BY SCRAP Global Team

Welcome back to our monthly blog!

2023 has begun and one month has passed already. Even if January has ended and its festive atmosphere is over, we want to introduce some typical Japanese celebrations happening during the first month of the year.

Hanazono shrine entrance

  • Toshikoshi Soba
    While Christmas might be the main festivity of winter celebrations in the West, in Japan, New Year is the star holiday. Most companies will close for about a week and Japanese folks usually take this opportunity to visit their hometown and visit their relatives. It is a holiday where families gather to celebrate the new year together, and there is a rich variety of customs and traditions to follow to ensure the new year is the best year possible. Celebrations start even before the year is over, and traditionally on the night of New Year’s Eve, eating soba is a must. This particular kind of soba is called “Toshikoshi Soba” (lit. year-crossing noodle). Even though the preparation is simple, buckwheat soba noodles in hot dashi broth garnished with chopped scallions, the dish is rich in meaning. For example, slurping the long soba noodles (without cutting them) is a wish for a long healthy life, and the buckwheat is a symbol of resilience. Some areas in Japan, such as Akita, Gunma, Kagawa, and others, eat Udon instead of Soba, but the meaning remains the same.

Cat shape Kagamimochi – Traditional New Year’s decoration

  • Osechi
    Soba isn’t the only food traditionally associated with the New Year in Japan. At the beginning of the year, it is customary to eat a traditional dish, called “Osechi”, and everything in this dish has a special propitiatory meaning. Every part of Osechi can symbolize good luck, from the ingredients used in the dish to the food placement, and even the type of container.
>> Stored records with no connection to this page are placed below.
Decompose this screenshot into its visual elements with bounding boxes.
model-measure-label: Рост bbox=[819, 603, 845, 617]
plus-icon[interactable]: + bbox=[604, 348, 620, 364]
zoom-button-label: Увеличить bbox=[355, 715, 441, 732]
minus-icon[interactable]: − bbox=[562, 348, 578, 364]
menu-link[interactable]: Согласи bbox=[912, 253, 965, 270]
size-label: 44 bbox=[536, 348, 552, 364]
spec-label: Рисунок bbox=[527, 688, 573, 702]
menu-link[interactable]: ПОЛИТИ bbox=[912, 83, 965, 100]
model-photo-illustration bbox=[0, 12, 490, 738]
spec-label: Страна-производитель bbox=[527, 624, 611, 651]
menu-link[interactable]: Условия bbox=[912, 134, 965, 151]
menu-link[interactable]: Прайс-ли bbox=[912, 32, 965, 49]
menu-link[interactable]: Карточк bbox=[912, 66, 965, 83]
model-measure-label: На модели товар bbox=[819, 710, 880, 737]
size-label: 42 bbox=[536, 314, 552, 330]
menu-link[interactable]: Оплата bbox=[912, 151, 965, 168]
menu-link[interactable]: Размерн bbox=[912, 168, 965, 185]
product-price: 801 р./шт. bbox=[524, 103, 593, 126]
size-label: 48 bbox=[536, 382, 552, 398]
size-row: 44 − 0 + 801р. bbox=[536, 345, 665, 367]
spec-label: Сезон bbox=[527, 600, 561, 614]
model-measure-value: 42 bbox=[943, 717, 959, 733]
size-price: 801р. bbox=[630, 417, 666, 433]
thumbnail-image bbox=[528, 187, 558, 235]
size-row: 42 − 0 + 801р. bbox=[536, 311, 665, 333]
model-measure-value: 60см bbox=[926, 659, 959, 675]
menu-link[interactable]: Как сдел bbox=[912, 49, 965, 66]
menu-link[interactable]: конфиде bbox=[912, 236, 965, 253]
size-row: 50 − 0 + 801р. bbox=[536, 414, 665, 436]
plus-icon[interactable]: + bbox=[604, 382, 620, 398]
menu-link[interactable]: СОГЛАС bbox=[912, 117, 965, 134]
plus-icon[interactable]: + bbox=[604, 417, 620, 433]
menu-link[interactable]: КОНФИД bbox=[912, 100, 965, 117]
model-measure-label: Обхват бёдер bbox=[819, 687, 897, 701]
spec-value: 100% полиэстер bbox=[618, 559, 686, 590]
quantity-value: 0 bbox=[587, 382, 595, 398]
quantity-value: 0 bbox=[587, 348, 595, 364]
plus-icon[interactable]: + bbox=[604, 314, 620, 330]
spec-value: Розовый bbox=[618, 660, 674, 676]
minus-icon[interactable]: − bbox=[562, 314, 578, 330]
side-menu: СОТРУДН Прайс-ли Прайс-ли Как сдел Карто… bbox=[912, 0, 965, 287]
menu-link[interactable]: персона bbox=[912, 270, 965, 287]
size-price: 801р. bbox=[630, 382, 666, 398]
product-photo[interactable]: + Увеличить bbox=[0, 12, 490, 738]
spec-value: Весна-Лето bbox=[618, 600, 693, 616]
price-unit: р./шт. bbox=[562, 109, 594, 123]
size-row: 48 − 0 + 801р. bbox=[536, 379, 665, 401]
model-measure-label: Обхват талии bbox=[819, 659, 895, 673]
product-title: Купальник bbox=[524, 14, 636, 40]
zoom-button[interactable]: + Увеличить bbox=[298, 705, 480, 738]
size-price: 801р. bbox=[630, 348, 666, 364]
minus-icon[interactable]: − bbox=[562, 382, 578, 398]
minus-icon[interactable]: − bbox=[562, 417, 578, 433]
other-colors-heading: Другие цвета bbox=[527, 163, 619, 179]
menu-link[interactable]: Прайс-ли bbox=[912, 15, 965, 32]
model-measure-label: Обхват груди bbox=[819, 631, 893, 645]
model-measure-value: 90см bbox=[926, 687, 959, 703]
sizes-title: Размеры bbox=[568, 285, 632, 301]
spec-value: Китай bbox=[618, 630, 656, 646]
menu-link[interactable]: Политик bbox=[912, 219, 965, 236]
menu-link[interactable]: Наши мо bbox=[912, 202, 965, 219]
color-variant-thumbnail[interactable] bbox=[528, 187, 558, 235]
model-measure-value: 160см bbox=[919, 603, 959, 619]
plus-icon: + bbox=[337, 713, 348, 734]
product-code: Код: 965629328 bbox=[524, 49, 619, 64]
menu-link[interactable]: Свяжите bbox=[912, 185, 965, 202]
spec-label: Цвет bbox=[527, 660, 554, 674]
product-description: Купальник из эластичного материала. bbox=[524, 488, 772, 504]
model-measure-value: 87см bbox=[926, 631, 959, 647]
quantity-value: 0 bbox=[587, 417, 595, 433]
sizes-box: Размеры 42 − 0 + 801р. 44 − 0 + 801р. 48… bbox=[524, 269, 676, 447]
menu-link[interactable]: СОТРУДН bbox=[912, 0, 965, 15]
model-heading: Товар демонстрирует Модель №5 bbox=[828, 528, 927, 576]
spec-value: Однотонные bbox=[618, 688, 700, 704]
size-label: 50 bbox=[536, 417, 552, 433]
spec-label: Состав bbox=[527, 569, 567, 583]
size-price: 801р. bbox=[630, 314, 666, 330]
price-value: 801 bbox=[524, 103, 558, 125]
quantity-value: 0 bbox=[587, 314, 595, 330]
Different areas in Japan will have different ways of assembling this particular dish, and the ingredients used can vary, but they all share the same hope of attracting the best of luck in the upcoming year. In addition to this, families eat a big feast with all the best ingredients to celebrate the start of the year properly.


Traditional New Year’s feast

  • Oosoji
    Deep cleaning is traditionally associated with springtime for most western countries, but Japanese people want to welcome the New Year with a clean mindset and a clean house. This is why deep cleanings are so popular during the winter holidays, and most supermarkets will dedicate most of their shelf space to cleaning supplies during the last week of the year.
    This is the time to properly clean all those things that get overlooked during the rest of the year, dispose of unused stuff, and replace what needs to be fixed.
    One of the most surprising things for foreigners living in Japan is that these cleanings don’t stop at one’s private house. Most Japanese companies will have an “osoji” cleaning day in the office, where everyone helps in cleaning the common areas of the company, regardless of their role.
  • Hatsumode
    New Year’s celebrations are not complete in Japan without the first visit of the year to the temple. This is called “Hatsumode” and it’s a way for Japanese people to celebrate the start of the New Year and pray for good luck or to have their wishes granted after they make an offering to the temple or shrine. During this time it’s also customary to buy an “omikuji”, typically a piece of paper chosen randomly with predictions about your future, and “omamori”, amulets to attract good luck for different situations. If your fortune-telling paper doesn’t provide your desired result, don’t worry, you can always tie it to a special fence in the temple and leave the bad luck behind.

Omikuji left at the shrine

Bird shape Omikuji and Ema

  • Seijin No Hi
    The second Monday of January is one of Japan’s biggest and most picturesque national holidays. Literally “Coming Of Age Day” this holiday is meant to celebrate all the people that have turned 20 the year before and it marks their passage to adulthood. This year the celebration will be extra large since the law recently changed, and Japanese citizens are now being considered adults starting from 18 years old. During the day, city halls will hold celebrations and it is quite common to see the new adults walking around dressed up in traditional Japanese festive clothing. Girls in particular wear the “furisode”, a beautiful and complex long-sleeved kimono worn by unmarried women.

People celebrating Seijin No Hi at Hanazono Shrine

We hope you enjoy this month’s article about Japanese winter festivities and hope you have time to take part in some celebrations between playing escape games!